I'm trying to understand the functional programming paradigm so I'm playing around with an immutable linked list. I've created a Bag with some utility functions and now I want to iterate through the collection. I want to implement an Iterable:

sealed class Bag<out A> : Iterable<A> {
    companion object {
        fun <A> of(vararg aa: A): Bag<A> {
            val tail = aa.sliceArray(1 until aa.size)
            return if (aa.isEmpty()) Nil else Cons(aa[0], of(*tail))
        }

        /**
         * Returns the tail of the bag
         */
        fun <A> tail(bag: Bag<A>): Bag<A> =
            when (bag) {
                is Cons -> bag.tail
                is Nil -> throw IllegalArgumentException("Nil cannot have a tail")
            }

        /**
         * Add an item to the beginning
         */
        fun <A> add(bag: Bag<A>, elem: A): Bag<A> =
            Cons(elem, bag)

        fun <A> isEmpty(bag: Bag<A>): Boolean =
            when (bag) {
                is Nil -> true
                is Cons -> false
            }
    }

    class BagIterator<A> : Iterator<A> {

        override fun hasNext(): Boolean {
            TODO("Not yet implemented")
        }

        override fun next(): A {
            TODO("Not yet implemented")
        }

    }
}

object Nil : Bag<Nothing>() {
    override fun iterator(): Iterator<Nothing> =
        BagIterator()


}

data class Cons<out A>(val head: A, val tail: Bag<A>) : Bag<A>() {
    override fun iterator(): Iterator<A> =
        BagIterator()
}

Now I'm stuck with hasNext() and next() implementations. I'm not even sure if this approach works. Can I implement Iterable this way?

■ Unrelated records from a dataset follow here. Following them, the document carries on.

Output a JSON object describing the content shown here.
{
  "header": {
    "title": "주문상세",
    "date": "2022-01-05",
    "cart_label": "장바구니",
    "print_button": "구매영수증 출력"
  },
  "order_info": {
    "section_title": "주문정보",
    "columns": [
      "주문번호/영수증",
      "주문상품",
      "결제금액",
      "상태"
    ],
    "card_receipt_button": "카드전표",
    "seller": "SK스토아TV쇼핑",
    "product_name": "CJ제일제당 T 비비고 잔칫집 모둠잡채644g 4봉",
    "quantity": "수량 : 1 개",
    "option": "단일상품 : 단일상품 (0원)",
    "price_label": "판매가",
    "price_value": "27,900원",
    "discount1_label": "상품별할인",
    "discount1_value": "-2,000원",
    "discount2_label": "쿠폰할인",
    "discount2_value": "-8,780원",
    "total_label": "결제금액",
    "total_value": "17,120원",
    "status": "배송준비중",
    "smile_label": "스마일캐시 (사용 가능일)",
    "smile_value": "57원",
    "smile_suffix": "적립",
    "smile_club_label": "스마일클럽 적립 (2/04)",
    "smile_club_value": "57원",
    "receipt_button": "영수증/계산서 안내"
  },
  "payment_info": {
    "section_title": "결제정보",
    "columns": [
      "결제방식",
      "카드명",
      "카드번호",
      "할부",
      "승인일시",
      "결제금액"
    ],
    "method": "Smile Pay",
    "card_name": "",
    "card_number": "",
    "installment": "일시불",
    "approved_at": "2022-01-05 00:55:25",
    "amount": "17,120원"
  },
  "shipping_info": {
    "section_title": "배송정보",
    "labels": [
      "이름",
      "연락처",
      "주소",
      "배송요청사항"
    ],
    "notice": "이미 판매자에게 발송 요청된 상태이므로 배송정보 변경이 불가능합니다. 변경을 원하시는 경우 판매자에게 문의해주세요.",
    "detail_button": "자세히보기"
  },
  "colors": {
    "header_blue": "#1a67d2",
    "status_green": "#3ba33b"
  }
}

CodePudding user response:

Note that an Iterator is a mutable thing. next must mutate the iterator's current state. Its signature does not allow you to "return a new Iterator with a different state". So if you wanted to do that, sad news for you :( This is because the way that iteration is supposed to happen is (this is roughly what a for loop translates to):

val iterator = something.iterator()
while (iterator.hasNext()) {
    val elem = iterator.next()
    ...
}

Now knowing that, we can store a var current: Bag<A>:

// in Bag<A>
class BagIterator<A>(var current: Bag<A>) : Iterator<A> {
    override fun hasNext(): Boolean = current !is Nil

    override fun next(): A {
        val curr = current
        return when (curr) {
            is Nil -> throw NoSuchElementException()
            is Cons -> curr.also {
                current = it.tail
            }.head
        }
    }
}

override fun iterator(): Iterator<A> = BagIterator(this)

And the Nil and Cons types can have empty bodies.

If you don't like this, blame the standard library designers :) You can always write your own Iterator<A> interface, but of course you can't use the for loop with your Bag if you do that. You can write your own forEach extension function though.